Sadly, we have no competition amongst races anymore, much less the personality tussles between media-savvy race directors like Fred and Bob. And remember, that story ran on CBS network, not a local station. Oh, how the times have changed.
He was a bit off on things…. FIFA made sure Olympic soccer didn’t matter since they insisted it was only an under 23 competition….for men it’s never been a big deal…also the IOC is hardly losing power and strength…and the IAAF seems to be on its last legs…. I suspect if Lebow was around he would realize things have changed and the joggers have taken over…. and a financial boon for the NYRR…. but I doubt even Lebow could have forseen the absolute dominance of East African distance runners these days….which sadly has destroyed interest for the general public, at least in Europe….during that great Stockholm 10,000 a few days ago the stadium was practically empty…
“Ollan Cassell said to me, and it makes a lot of sense, that the Olympics will cease to be as important, but a new World Championships will be instead. To make an analogy, have you ever heard much about the Olympic soccer teams? No. But you have heard a lot about the World Cup in soccer. That’s the difference. The key to it is the Olympics aren’t what they used to be and never will be again. So the IOC will lose a lot of strength and power and the IAAF will progress.”

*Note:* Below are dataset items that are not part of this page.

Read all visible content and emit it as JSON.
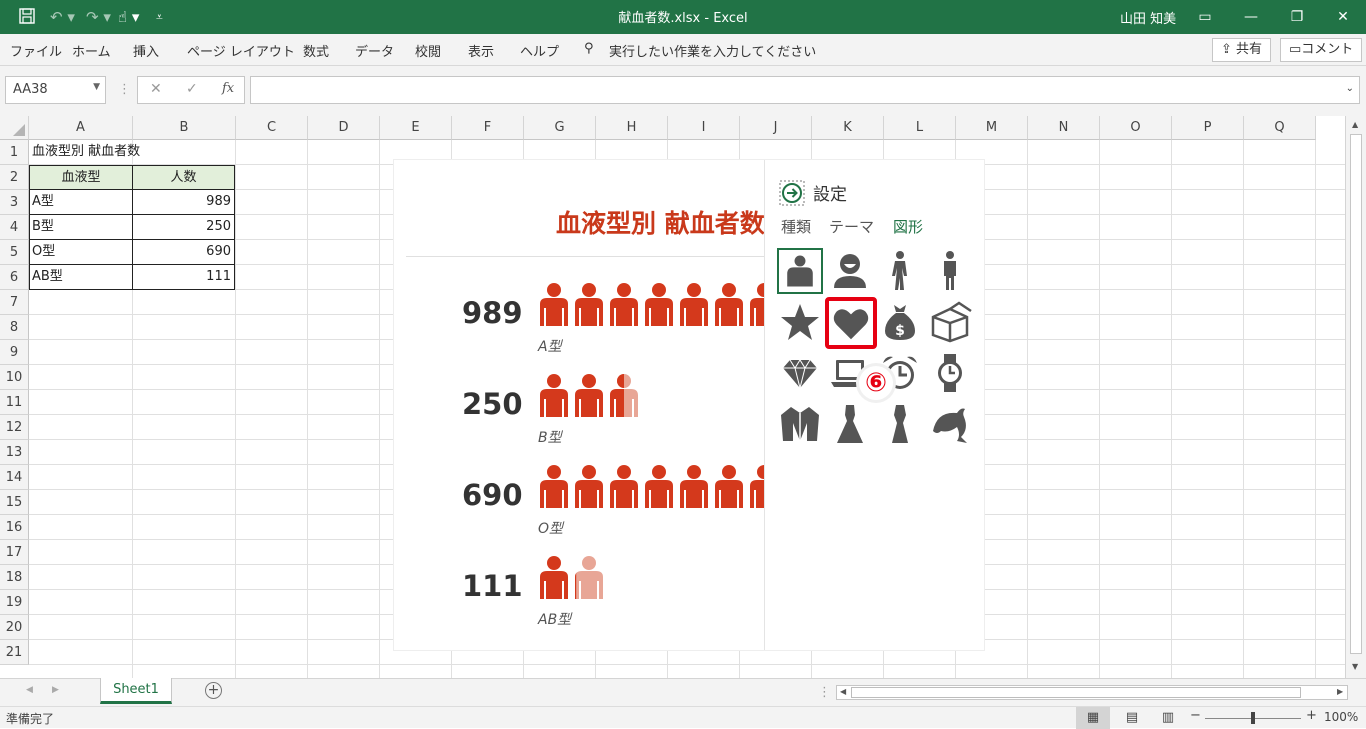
{
  "window": {
    "title": "献血者数.xlsx  -  Excel",
    "user": "山田 知美"
  },
  "menu": {
    "items": [
      "ファイル",
      "ホーム",
      "挿入",
      "ページ レイアウト",
      "数式",
      "データ",
      "校閲",
      "表示",
      "ヘルプ"
    ],
    "search_placeholder": "実行したい作業を入力してください",
    "share_label": "共有",
    "comment_label": "コメント"
  },
  "formula_bar": {
    "name_box": "AA38",
    "fx_label": "fx",
    "formula": ""
  },
  "grid": {
    "columns": [
      "A",
      "B",
      "C",
      "D",
      "E",
      "F",
      "G",
      "H",
      "I",
      "J",
      "K",
      "L",
      "M",
      "N",
      "O",
      "P",
      "Q"
    ],
    "rows": [
      "1",
      "2",
      "3",
      "4",
      "5",
      "6",
      "7",
      "8",
      "9",
      "10",
      "11",
      "12",
      "13",
      "14",
      "15",
      "16",
      "17",
      "18",
      "19",
      "20",
      "21"
    ]
  },
  "sheet": {
    "title": "血液型別 献血者数",
    "header_type": "血液型",
    "header_count": "人数",
    "table": [
      {
        "type": "A型",
        "count": "989"
      },
      {
        "type": "B型",
        "count": "250"
      },
      {
        "type": "O型",
        "count": "690"
      },
      {
        "type": "AB型",
        "count": "111"
      }
    ]
  },
  "chart": {
    "title": "血液型別 献血者数",
    "rows": [
      {
        "value": "989",
        "label": "A型",
        "icons": 7
      },
      {
        "value": "250",
        "label": "B型",
        "icons": 2.5
      },
      {
        "value": "690",
        "label": "O型",
        "icons": 7
      },
      {
        "value": "111",
        "label": "AB型",
        "icons": 1.1
      }
    ],
    "icon_color": "#d4391c",
    "icon_faded": "#e8a696"
  },
  "chart_data": {
    "type": "bar",
    "title": "血液型別 献血者数",
    "categories": [
      "A型",
      "B型",
      "O型",
      "AB型"
    ],
    "values": [
      989,
      250,
      690,
      111
    ]
  },
  "pane": {
    "title": "設定",
    "tabs": [
      "種類",
      "テーマ",
      "図形"
    ],
    "active_tab": "図形",
    "icons": [
      "person-shirt-icon",
      "person-bust-icon",
      "man-walking-icon",
      "man-standing-icon",
      "star-icon",
      "heart-icon",
      "money-bag-icon",
      "box-icon",
      "diamond-icon",
      "laptop-icon",
      "alarm-clock-icon",
      "watch-icon",
      "jacket-icon",
      "dress-icon",
      "gown-icon",
      "dolphin-icon"
    ],
    "step_marker": "⑥"
  },
  "sheet_tabs": {
    "active": "Sheet1"
  },
  "status": {
    "ready": "準備完了",
    "zoom": "100%"
  }
}
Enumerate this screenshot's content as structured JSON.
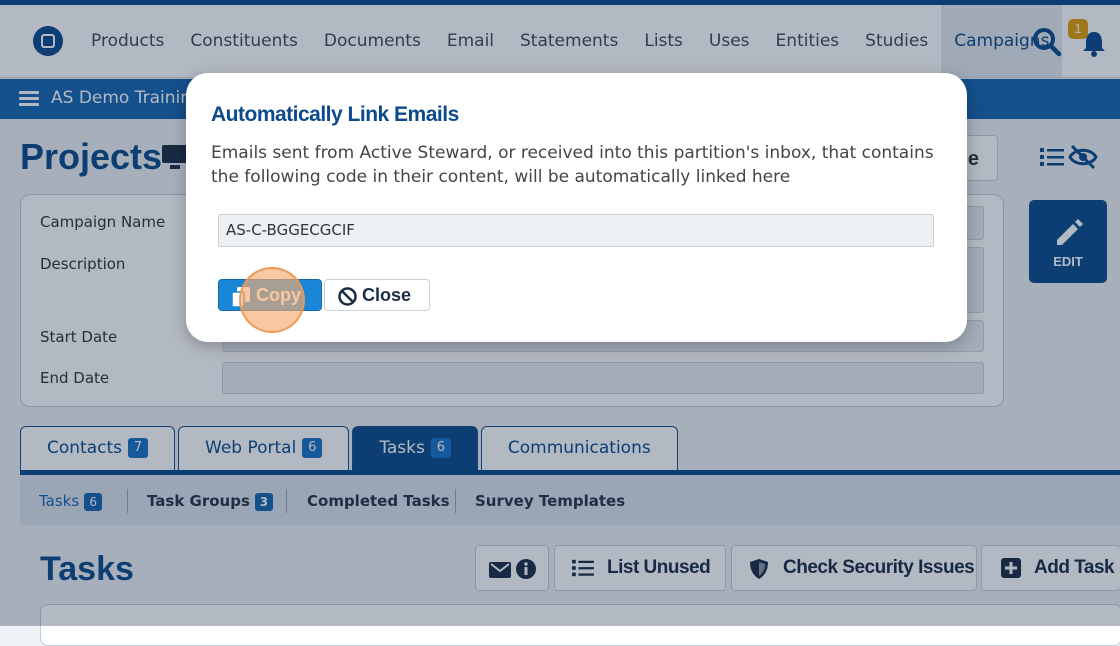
{
  "topnav": {
    "items": [
      "Products",
      "Constituents",
      "Documents",
      "Email",
      "Statements",
      "Lists",
      "Uses",
      "Entities",
      "Studies",
      "Campaigns"
    ],
    "active": "Campaigns",
    "notification_count": "1"
  },
  "subbar": {
    "title": "AS Demo Training"
  },
  "page": {
    "title": "Projects",
    "hidden_button_label": "e",
    "form_labels": {
      "campaign_name": "Campaign Name",
      "description": "Description",
      "start_date": "Start Date",
      "end_date": "End Date"
    },
    "edit_label": "EDIT"
  },
  "tabs": [
    {
      "label": "Contacts",
      "count": "7"
    },
    {
      "label": "Web Portal",
      "count": "6"
    },
    {
      "label": "Tasks",
      "count": "6"
    },
    {
      "label": "Communications",
      "count": ""
    }
  ],
  "subtabs": [
    {
      "label": "Tasks",
      "count": "6"
    },
    {
      "label": "Task Groups",
      "count": "3"
    },
    {
      "label": "Completed Tasks",
      "count": ""
    },
    {
      "label": "Survey Templates",
      "count": ""
    }
  ],
  "tasks": {
    "title": "Tasks",
    "buttons": {
      "list_unused": "List Unused",
      "check_security": "Check Security Issues",
      "add_task": "Add Task"
    }
  },
  "modal": {
    "title": "Automatically Link Emails",
    "description": "Emails sent from Active Steward, or received into this partition's inbox, that contains the following code in their content, will be automatically linked here",
    "code_value": "AS-C-BGGECGCIF",
    "copy_label": "Copy",
    "close_label": "Close"
  },
  "colors": {
    "brand": "#0b4a8b",
    "accent": "#1a86d8",
    "badge": "#e3a008"
  }
}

Yes, the 1976 & 1980 Olympic boycotts did not lead to the diminution of the Games. Instead, Peter Ueberroth showed how to make money off the brand in 1984 while the IAAF continued down the path of corruption.
Fred would’ve embraced the joggers, and did. But he was a sportsman who realized the pro model employed in other sports was what was needed to elevate running. But it couldn’t be elevated one event at a time. It had to come via a league or circuit, like golf, tennis, or motorcar racing.
As far as East African domination, again, the way to handle that is to integrate individuals into a larger league or circuit so individuals represent more than
Just themselves. We see this in every other sport, just not running.
As always, thanks for the contribution.
Great thoughts, Toni. You may be correct.
Fascinating Fred Lebow was our PT Barnum.